Good Religion, Bad Religion

There’s a yiddish word that describes today’s post: chutzpah. 

Chutzpah is gall of the “how dare she” variety. It’s sometimes illustrated by an anecdote about a person who kills his mother and father and then throws himself on the mercy of the court because he’s an orphan.

Today’s post is about Christianity, and the reason I acknowledge my own chutzpah is because I am neither a Christian nor a believer. I come from a tradition that emphasizes behavior over belief–works over piety–and has co-existed pretty comfortably with science and secularism. (Minorities tend to flourish in more open, secular societies.)

What prompted this post was an article I came across in–of all places–Marketwatch, asking  why approximately half of Catholics and a majority of Evangelicals continue to support Donald Trump. The basic answer to that question, according to the article, is continued resentment of the First Amendment’s separation of Church and State.

To this day, there are many people who would like to put religion back into the center of public and political life. This is presumably what U.S. Attorney General William Barr, a deeply conservative Catholic, meant when he denounced “secularists” for launching an “assault on religion and traditional values.”

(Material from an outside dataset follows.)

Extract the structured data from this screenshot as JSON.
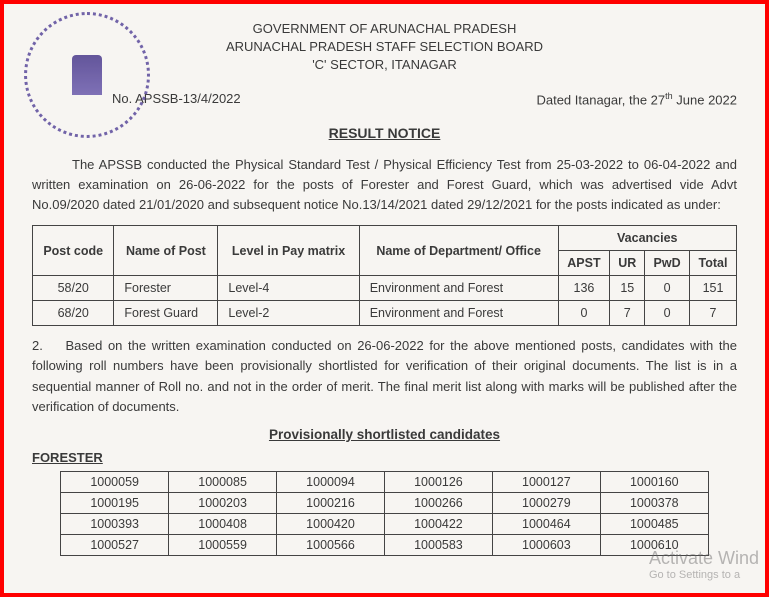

Of course, a preference for putting “religion” back in the public sphere raises a question that becomes more and more relevant as the country diversifies: whose religion? 

The article also referenced the relationship between a certain kind of Christianity and racism. It noted that Protestants had been supportive of Separation of Church and State so long as they remained culturally and racially dominant.

This changed after the Civil Rights movements in the 1960s, which alarmed many white Christians, especially in the southern states. Today, evangelicals, like Catholic conservatives, are among President Donald Trump’s most ardent supporters. They, too, believe that family and faith are under siege from liberals and secularists…

The attempt by contemporary Catholic conservatives and Protestant evangelicals to infuse politics with their religious beliefs obviously runs counter to the ideas of the French Revolution, which sought to uphold freedom from religion, but also of the American Revolution, which instituted freedom of religion. Both groups are targeting the carefully erected barriers between church and state.

This is dangerous, not only because it fosters intolerance, but also because it challenges, in the spirit of de Maistre, the idea that political argument should be based on human reason.

Once political conflicts become clashes of faith, compromise becomes impossible. A believer cannot bargain over a sacred principle.

You can’t argue with God. (Or your version of God.)

The article reminded me of Robert Jones book The End of White Christian America, which probed the anxieties–and rage– of white Christian men, as the racial, religious, and cultural landscape continues to change in ways that erode their previously privileged position.

When I was researching my 2007 book God and Country, I came across the very useful categorization of the nation’s founders into “Planting Fathers” and “Founding Fathers.” The Puritans were Planters. They came to the New World for “religious liberty,” which they defined as freedom to worship the right God in the right church and establish a government that would require their neighbors to do likewise. One hundred and fifty years later, the Founders who drafted the Constitution and Bill of Rights defined liberty very differently–as the right to follow one’s own beliefs, free of government interference.

What had intervened was the Enlightenment.

Our legal framework may be based on Enlightenment understandings of liberty and the role of government,  but America is still home to lots of Puritans who reject that understanding– along with the Enlightenment’s emphasis on science, evidence and empiricism.

The continuing culture war between our contemporary Puritans, secularists, and adherents of  non-fundamentalist religions raises some important–and too often neglected–questions: what good is religion? do modern societies still need it? what separates “good” religions from harmful ones? what’s the difference between a religion and a cult?

My youngest son has suggested a useful distinction between good and bad theologies: If a religion makes you struggle with the hard questions–what does it mean to be honorable, to act humanely, to treat others as we would want to be treated, etc.–it’s probably good.

If, instead of helping you confront the questions, it provides you with the answers, it’s bad.

To which I will add: if your religion leads you to support a leader whose behavior is contrary to everything you profess to believe because he promises to erase the line between Church and State and restore White Christian male privilege, you are a flawed person embracing a deeply flawed theology.